The suspect was also accused of taking advantage of his position as a police officer to sexually abuse the woman at his house within the limits of the station to which he is appointed.
Ouma denied the charges and the matter proceeded to a full hearing. The woman told the court at the hearing of the case that she managed to escape from the suspect’s house after the ordeal.
“I escaped leaving behind my bui bui, black boots, handbag, house keys, and phone,” she said
She told the court that a friend helped her to recover these items at Ouma’s house, where the suspect had detained them.
On cross-examination by Ouma, the woman told the court she let her guard down when he led her to his house because he was a police officer.
Mr David Odero who investigated the matter confirmed the recovery of the woman’s items at the suspect’s house.
“I was able to establish from investigations that the victim went to the police station to file a report against her husband, and it was there that Mr Ouma emerged and lured her to his house where he raped her,” he said.

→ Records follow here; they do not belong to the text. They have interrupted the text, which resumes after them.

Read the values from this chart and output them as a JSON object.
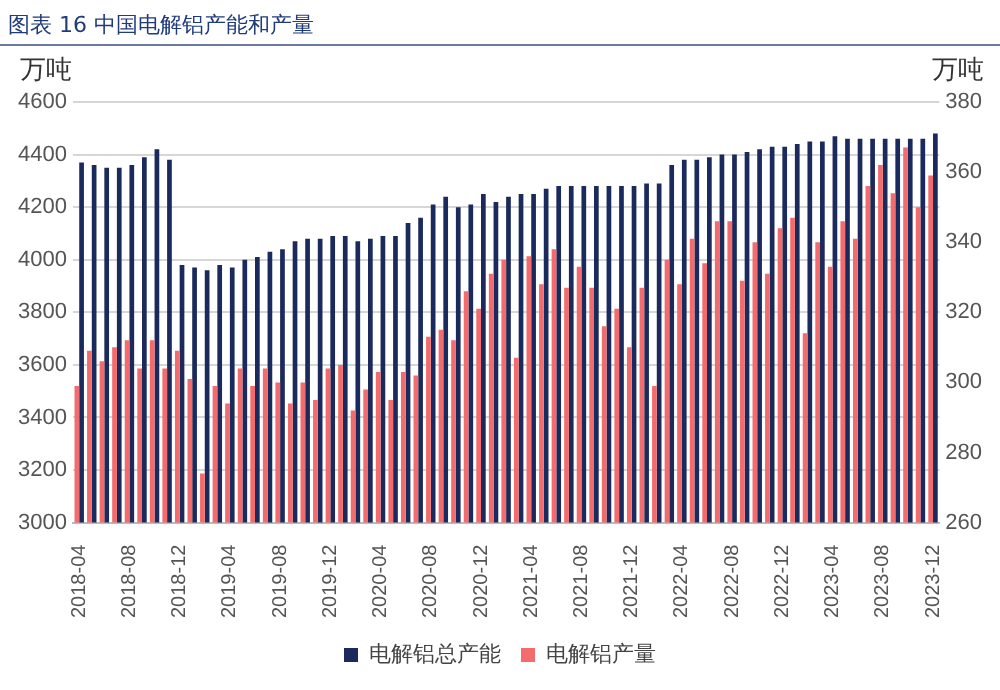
{
  "chart_data": {
    "type": "bar",
    "title": "图表 16 中国电解铝产能和产量",
    "ylabel": "万吨",
    "y2label": "万吨",
    "categories": [
      "2018-04",
      null,
      null,
      null,
      "2018-08",
      null,
      null,
      null,
      "2018-12",
      null,
      null,
      null,
      "2019-04",
      null,
      null,
      null,
      "2019-08",
      null,
      null,
      null,
      "2019-12",
      null,
      null,
      null,
      "2020-04",
      null,
      null,
      null,
      "2020-08",
      null,
      null,
      null,
      "2020-12",
      null,
      null,
      null,
      "2021-04",
      null,
      null,
      null,
      "2021-08",
      null,
      null,
      null,
      "2021-12",
      null,
      null,
      null,
      "2022-04",
      null,
      null,
      null,
      "2022-08",
      null,
      null,
      null,
      "2022-12",
      null,
      null,
      null,
      "2023-04",
      null,
      null,
      null,
      "2023-08",
      null,
      null,
      null,
      "2023-12"
    ],
    "series": [
      {
        "name": "电解铝总产能",
        "color": "#1b2a5c",
        "values": [
          4370,
          4360,
          4350,
          4350,
          4360,
          4390,
          4420,
          4380,
          3980,
          3970,
          3960,
          3980,
          3970,
          4000,
          4010,
          4030,
          4040,
          4070,
          4080,
          4080,
          4090,
          4090,
          4070,
          4080,
          4090,
          4090,
          4140,
          4160,
          4210,
          4240,
          4200,
          4210,
          4250,
          4220,
          4240,
          4250,
          4250,
          4270,
          4280,
          4280,
          4280,
          4280,
          4280,
          4280,
          4280,
          4290,
          4290,
          4360,
          4380,
          4380,
          4390,
          4400,
          4400,
          4410,
          4420,
          4430,
          4430,
          4440,
          4450,
          4450,
          4470,
          4460,
          4460,
          4460,
          4460,
          4460,
          4460,
          4460,
          4480
        ]
      },
      {
        "name": "电解铝产量",
        "color": "#f26b6d",
        "axis": "y2",
        "values": [
          299,
          309,
          306,
          310,
          312,
          304,
          312,
          304,
          309,
          301,
          274,
          299,
          294,
          304,
          299,
          304,
          300,
          294,
          300,
          295,
          304,
          305,
          292,
          298,
          303,
          295,
          303,
          302,
          313,
          315,
          312,
          326,
          321,
          331,
          335,
          307,
          336,
          328,
          338,
          327,
          333,
          327,
          316,
          321,
          310,
          327,
          299,
          335,
          328,
          341,
          334,
          346,
          346,
          329,
          340,
          331,
          344,
          347,
          314,
          340,
          333,
          346,
          341,
          356,
          362,
          354,
          367,
          350,
          359
        ]
      }
    ],
    "ylim": [
      3000,
      4600
    ],
    "yticks": [
      3000,
      3200,
      3400,
      3600,
      3800,
      4000,
      4200,
      4400,
      4600
    ],
    "y2lim": [
      260,
      380
    ],
    "y2ticks": [
      260,
      280,
      300,
      320,
      340,
      360,
      380
    ],
    "grid": "y",
    "legend": "bottom"
  }
}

Medical records produced in court confirmed that the suspect indeed sexually assaulted the woman.
In his defence, Ouma denied the charges but confirmed seeing the woman that night. He, however, appeared to blame the woman, saying she had insisted on walking with him after she had filed her report.
“She entered my house and while I was looking for my phone, she fled leaving behind her bag and clothes,” he said.

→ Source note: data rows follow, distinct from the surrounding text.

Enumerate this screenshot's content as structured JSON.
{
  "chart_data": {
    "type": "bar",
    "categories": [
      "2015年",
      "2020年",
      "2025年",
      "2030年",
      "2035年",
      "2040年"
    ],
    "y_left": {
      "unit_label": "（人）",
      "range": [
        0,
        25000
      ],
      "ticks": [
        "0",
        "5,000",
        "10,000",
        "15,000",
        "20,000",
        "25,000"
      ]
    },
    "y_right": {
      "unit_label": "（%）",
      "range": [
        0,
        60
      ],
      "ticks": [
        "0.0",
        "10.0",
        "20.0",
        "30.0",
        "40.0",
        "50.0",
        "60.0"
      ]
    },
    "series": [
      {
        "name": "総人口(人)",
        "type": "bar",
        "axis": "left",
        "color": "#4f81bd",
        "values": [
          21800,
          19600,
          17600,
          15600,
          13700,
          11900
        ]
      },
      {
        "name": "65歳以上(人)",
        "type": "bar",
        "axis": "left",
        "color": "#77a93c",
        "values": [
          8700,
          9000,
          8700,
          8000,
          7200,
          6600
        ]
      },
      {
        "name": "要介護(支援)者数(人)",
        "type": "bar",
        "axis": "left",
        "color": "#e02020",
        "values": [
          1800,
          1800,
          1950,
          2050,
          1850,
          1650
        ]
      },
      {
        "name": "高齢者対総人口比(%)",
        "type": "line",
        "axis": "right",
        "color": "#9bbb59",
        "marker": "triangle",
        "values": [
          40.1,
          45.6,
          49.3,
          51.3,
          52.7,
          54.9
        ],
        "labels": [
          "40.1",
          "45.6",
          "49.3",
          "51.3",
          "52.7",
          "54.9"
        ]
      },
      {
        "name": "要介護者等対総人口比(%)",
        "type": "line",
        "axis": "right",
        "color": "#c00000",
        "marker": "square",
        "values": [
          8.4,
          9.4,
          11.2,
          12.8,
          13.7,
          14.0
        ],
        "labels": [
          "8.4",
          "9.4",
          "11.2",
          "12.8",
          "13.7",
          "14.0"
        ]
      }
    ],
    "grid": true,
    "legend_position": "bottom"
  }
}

Ouma told the trial court that the woman then decided to file a false report against him.
“I was arrested on a fabricated case,” he said.
On cross-examination, he admitted that he hosted the woman in his house, however, he denied raping her. He called no other witness and closed his case.
After reviewing the evidence, the trial magistrate imposed a life sentence on Ouma. The court also awarded the woman Sh400,000 as damages for the pain and suffering she experienced during the ordeal. The court noted that the evidence on record was direct, cogent, and properly corroborated.
However, Ouma challenged both the conviction and sentence at the High Court before Justice Reuben Nyakundi.
The judge reviewed the evidence and arrived at the same conclusion as the magistrate court, noting that the three offences had been proved beyond a reasonable doubt.
The judge, however, differ with the magistrate court on sentencing, where Justice Nyakundi noted that life imprisonment was excessive and inhumane.
Justice Nyakundi noted that in considering the fair, just and proportionate sentence, the trial courts are under a duty to embrace broader sentencing ranges to permit and encourage the exercise of mercy towards convicted offenders, like in Ouma’s case.
“Consequently, the appeal against the sentence succeeds. The sentence is set aside and substituted with one of 25 years imprisonment for indictment on count one for a conviction on rape,” he said.
In relation to count two, the judge said he did not find chronological highlights to interfere with the sentence of 10 years imprisonment. The two sentences will run concurrently.
Justice Nyakundi, however, set aside the Sh400,000 awarded to the woman, terming it excessive, not deserved, and lack of proof.